Ein Jahr verbrachte die Ternitzerin in der Ferne. Zehn Monate war die 17-jährige Katharina Heißenberger in Spanien unterwegs. Neben vielen schönen Momenten sammelte sie auch viele Erfahrungen.

Von NÖN Redaktion. Erstellt am 21. März 2020 (05:25)
Katharina Heißenberger (links) mit ihrer Gastschwester Carmen (mittig) bei ihrer Erstkommunion (primera comunión).
privat

Ein Jahr in einer komplett neuen Umgebung, mit lauter neuen Gesichtern, vielen Herausforderungen – auch in sprachlicher Natur – und vor allem vielen Momenten für die Ewigkeit. Was sich nach Werbung für eine Weltreise anhört, hat sich die 17-jährige Katharina „Ina“ Heißenberger bereits erfüllt.

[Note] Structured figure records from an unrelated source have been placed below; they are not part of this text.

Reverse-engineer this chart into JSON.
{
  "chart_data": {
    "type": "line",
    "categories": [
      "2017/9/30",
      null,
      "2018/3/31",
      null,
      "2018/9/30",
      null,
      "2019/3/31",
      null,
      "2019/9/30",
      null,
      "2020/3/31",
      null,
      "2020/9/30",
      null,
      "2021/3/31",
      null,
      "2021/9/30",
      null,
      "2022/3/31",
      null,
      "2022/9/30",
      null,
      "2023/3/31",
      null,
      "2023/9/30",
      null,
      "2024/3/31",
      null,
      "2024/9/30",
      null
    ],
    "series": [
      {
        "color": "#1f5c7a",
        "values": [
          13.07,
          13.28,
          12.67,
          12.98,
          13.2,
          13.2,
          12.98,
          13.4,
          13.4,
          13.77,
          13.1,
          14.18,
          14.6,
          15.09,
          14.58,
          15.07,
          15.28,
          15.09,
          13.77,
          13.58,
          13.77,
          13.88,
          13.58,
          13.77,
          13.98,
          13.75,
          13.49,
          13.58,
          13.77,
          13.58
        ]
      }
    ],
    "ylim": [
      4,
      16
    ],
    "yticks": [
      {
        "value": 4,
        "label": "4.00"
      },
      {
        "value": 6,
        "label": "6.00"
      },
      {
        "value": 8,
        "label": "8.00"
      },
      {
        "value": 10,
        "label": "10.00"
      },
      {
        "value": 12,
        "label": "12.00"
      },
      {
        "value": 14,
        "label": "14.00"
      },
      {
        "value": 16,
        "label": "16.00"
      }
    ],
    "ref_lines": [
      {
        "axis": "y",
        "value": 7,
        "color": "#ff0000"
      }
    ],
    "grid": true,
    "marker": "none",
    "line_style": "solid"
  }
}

303 Tage hieß es für sie, Abschied zu nehmen, um in Spanien ein Abenteuer zu erleben. Bereits seit der achten Schulstufe reizte sie der Traum, ein schulisches Austauschjahr zu absolvieren. „Die um zwei Jahre ältere Tochter meiner Volksschullehrerin, der ich auf Instagram folge, hat ein Austauschjahr in Schweden absolviert und mein Interesse damit mehr als geweckt“, verrät die Schülerin ihren ersten Berührungspunkt mit der Materie.

Der Schulwechsel ins BORG Ternitz und der ausgehändigte Flyer für die „Youth Education & Travel Fair“-Messe in Wien brachte den Stein dann endgültig ins Rollen. Eine witzige Anekdote nebenbei: „Die Messe habe ich dann gar nicht selbst besucht, sondern meine Klassenkameradin, die mir Infomaterial mitnahm!“, erinnert sich Ina Heißenberger. Und dann ging alles ganz schnell: Die passende Destination in Spanien wurde ausgesucht, die richtige Gastfamilie gefunden und auch alles mit der heimischen Schule abgesprochen.

„Die Tochter meiner Volksschullehrerin hat mein Interesse mehr als geweckt!“ 
Katharina Heißenberger aus Ternitz.

Und somit konnte das Abenteuer in der Fremde auch schon starten. Gelandet am Flughafen von Jerez de la Frontera wurde Heißenberger zum herzlichen Empfang bei ihrer Gastmutter, samt den beiden Gastschwestern im Alter von vier und zehn Jahren, gebracht. Die ersten zehn Tage standen noch im gegenseitigen Beschnuppern und dem Erkunden der Gegend inklusive Strandbesuchen. Schnell war klar, dass trotz drei Jahren Spanischunterricht die sprachliche Barriere eine große Herausforderung war.

Die spanische Mentalität zeigte sich erstmals so richtig, als es darum ging, die Schulbücher für das kommende Jahr zu kopieren. Dies ist in Spanien gang und gäbe und wird in Kopiergeschäften, den sogenannten „copistería“, durchgeführt. Hier wurde Heißenberger versichert, dass die Kopien am nächsten Tag abholbereit seien. „Am nächsten Tag war aber geschlossen und ich kam erst tags darauf zu meinen Unterrichtsmaterialien“, meinte sie schmunzelnd.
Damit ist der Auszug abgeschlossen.